III. LA CORÉE ET LES LANGUES-CULTURES ÉTRANGÈRES
Historiquement, la première influence
étrangère fut celle de la Chine. Sa prédominance
culturelle s'est notamment manifestée par l'adoption des
idéogrammes chinois, seule langue écrite jusqu'à
l'invention de l'alphabet coréen et toujours utilisée par la
suite.
Les contacts avec le Japon furent sporadiques et principalement à la
suite de conflits, en particulier lors de l'invasion du XVIe siècle et
de la colonisation du début du XXe siècle.
L'ouverture de la Corée à l'Occident est beaucoup plus
récente. Les deux seuls contacts qui eurent lieu au XVIIe siècle,
à l'occasion de naufrages de bateaux hollandais restèrent sans
lendemain.
Un siècle et demi plus tard (1776), la Corée fut de nouveau
confrontée à un apport occidental, à travers
l'introduction du catholicisme. Mais, en butte aux autorités locales,
les missionnaires et les convertis furent l'objet de persécutions.
L'attitude méfiante des Coréens à l'égard des
étrangers s'expliquait par les épreuves subies au cours des
nombreuses invasions, notamment japonaises et mongoles. Leur perception des
étrangers était liée aux horreurs de la guerre et, par
ailleurs, la Chine était considérée comme la seule
puissance civilisée : cela entraîna le repli sur soi et la
fermeture durable des esprits à tous apports extérieurs.
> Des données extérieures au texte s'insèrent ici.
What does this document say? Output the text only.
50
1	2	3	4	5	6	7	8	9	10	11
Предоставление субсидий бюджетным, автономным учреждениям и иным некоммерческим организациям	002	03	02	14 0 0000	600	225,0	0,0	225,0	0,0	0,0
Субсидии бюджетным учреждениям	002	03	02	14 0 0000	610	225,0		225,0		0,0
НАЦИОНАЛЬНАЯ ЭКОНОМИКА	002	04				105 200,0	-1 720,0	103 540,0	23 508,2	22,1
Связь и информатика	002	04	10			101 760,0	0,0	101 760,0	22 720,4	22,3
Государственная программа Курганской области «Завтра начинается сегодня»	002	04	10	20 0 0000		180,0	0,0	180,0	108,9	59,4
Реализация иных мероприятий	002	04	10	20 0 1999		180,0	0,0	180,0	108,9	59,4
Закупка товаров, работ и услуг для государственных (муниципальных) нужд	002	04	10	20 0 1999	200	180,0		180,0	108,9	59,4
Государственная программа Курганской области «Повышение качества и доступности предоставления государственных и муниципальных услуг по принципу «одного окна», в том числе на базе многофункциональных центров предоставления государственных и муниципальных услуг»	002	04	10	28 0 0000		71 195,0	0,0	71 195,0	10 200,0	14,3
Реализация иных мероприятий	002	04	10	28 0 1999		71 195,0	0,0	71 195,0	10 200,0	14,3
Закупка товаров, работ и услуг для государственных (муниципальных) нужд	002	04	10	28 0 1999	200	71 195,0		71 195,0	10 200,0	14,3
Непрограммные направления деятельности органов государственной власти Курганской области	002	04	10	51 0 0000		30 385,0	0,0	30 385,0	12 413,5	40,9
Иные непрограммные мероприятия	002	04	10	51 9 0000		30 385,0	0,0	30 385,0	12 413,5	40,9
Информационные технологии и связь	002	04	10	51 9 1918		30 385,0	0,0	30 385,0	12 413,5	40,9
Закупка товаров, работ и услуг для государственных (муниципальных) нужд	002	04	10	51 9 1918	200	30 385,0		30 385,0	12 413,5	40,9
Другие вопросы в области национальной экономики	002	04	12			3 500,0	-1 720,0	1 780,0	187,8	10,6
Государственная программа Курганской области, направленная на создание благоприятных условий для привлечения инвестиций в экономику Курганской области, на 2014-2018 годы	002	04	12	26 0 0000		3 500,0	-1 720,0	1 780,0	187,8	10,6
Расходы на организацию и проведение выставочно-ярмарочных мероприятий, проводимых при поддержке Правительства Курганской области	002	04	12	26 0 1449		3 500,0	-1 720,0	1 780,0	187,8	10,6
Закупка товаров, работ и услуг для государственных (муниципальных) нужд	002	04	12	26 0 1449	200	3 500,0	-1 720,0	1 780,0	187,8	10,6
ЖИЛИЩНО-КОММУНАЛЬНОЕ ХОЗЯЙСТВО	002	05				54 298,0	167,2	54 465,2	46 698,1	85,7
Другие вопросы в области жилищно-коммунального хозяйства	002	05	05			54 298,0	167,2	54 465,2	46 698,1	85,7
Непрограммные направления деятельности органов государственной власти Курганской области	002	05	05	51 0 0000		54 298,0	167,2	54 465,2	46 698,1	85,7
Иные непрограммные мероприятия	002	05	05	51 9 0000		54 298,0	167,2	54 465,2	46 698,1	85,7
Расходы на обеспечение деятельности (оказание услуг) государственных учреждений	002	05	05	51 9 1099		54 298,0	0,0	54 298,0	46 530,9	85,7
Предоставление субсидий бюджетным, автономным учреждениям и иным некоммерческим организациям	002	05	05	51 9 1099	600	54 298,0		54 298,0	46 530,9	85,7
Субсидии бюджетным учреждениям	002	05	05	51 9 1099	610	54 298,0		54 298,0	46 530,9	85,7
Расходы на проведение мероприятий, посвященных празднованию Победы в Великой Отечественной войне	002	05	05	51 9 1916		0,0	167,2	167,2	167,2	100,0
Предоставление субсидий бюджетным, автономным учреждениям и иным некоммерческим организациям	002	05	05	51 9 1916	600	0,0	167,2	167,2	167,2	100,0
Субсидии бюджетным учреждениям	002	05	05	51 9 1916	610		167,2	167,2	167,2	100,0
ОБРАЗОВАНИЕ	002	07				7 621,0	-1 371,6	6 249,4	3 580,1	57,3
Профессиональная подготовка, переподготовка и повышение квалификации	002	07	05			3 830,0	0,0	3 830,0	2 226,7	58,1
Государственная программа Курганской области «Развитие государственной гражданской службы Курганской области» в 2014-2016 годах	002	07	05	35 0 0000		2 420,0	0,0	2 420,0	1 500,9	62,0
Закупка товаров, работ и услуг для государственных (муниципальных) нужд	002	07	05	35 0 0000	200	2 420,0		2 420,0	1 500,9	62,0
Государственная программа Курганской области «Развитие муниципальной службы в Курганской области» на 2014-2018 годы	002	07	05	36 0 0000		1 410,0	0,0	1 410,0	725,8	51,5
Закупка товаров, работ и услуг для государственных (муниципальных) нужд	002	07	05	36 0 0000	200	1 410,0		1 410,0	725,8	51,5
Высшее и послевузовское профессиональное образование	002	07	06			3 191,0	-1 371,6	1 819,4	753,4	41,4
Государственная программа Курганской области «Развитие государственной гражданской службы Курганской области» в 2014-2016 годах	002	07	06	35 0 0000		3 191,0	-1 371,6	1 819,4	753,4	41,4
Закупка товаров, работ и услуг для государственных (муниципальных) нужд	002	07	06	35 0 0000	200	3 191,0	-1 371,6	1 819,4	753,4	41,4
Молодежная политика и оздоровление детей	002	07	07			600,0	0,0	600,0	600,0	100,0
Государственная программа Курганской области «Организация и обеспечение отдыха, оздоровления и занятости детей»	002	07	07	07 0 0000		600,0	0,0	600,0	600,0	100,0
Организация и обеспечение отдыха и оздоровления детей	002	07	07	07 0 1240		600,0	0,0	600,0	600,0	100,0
C'est seulement après la signature des traités d'amitité
et de commerce (1882-1886) que l'enseignement des langues occidentales et des
sciences humaines dans les nouvelles écoles permit aux Coréens de
se rendre compte des dimensions du monde. Ils réalisèrent enfin
qu'ils avaient eu tort d'avoir appelé leur pays
" la Grande
Corée "
et que d'autres puissances
existaient en dehors
de leur voisin modèle.
Préalablement à l'étude détaillée de la
langue-culture française, il est apparu intéressant de
décrire la place qu'occupent aujourd'hui les principales langues
étrangères enseignées, pour montrer leurs relations ainsi
que les éléments favorables et défavorables à leur
développement.
A. LE CHINOIS
1. Forte influence chinoise dans le passé
La Corée a longtemps considéré la
Chine comme le modèle de la civilisation, en raison du rayonnement
culturel de ce
" Pays centre du Monde "
, rayonnement
également favorisé par la proximité géographique.
Les historiens coréens admettent que leurs ancêtres sont
entrés dans la péninsule à partir de la Chine du Nord et
de la Mandchourie au Ve siècle avant J.C.
Très tôt, les peuplades du Nord-Ouest se virent soumises à
l'influence culturelle chinoise dans différents domaines :
- la langue (introduction des idéogrammes chinois) ;
- l'agriculture (culture du riz et de l'orge) ;
- l'organisation judiciaire (premiers éléments d'un code
civil et pénal).
Le déclin et la chute de la dynastie chinoise des Han en 220 permit aux
Coréens de consolider les assises de leurs trois premiers royaumes :
celui du Nord (Koguryo), soutenu par une aristocratie militaire en lutte
ouverte contre la Chine, celui du Sud-Ouest (Paekche) aux terres fertiles et au
climat plus clément, entretenant d'excellentes relations avec la Chine,
et celui du Sud-Est (Silla) le moins imprégné d'influence
chinoise.
Cette influence atteignit son apogée sous la dynastie des Tang, l'une
des périodes les plus brillantes de l'histoire chinoise. La
Corée, unifiée par le royaume de Silla au VIIe siècle,
adopta le modèle administratif des Tang sous une forme mieux
adaptée à sa tradition. En voici un exemple : en pays Silla,
seuls les nobles pouvaient gouverner, alors qu'en Chine les postes
administratifs étaient attribués aux lauréats des examens
impériaux sans distinction de classes. Ce système
démocratique ne pouvant être appliqué tel quel, la
difficulté fut tournée en décrétant que lesdits
examens seraient réservés aux garçons de familles
aristocratiques. Comme ces épreuves exigeaient une parfaite connaissance
des classiques chinois, les lettrés coréens,
imprégnés des idées confucéennes, adoptèrent
pour eux-mêmes des noms de famille chinois qui devinrent de plus en plus
courants dans la classe instruite.
Aujourd'hui encore, ces noms sont préservés grâce à
la conservation de la généalogie de chaque famille.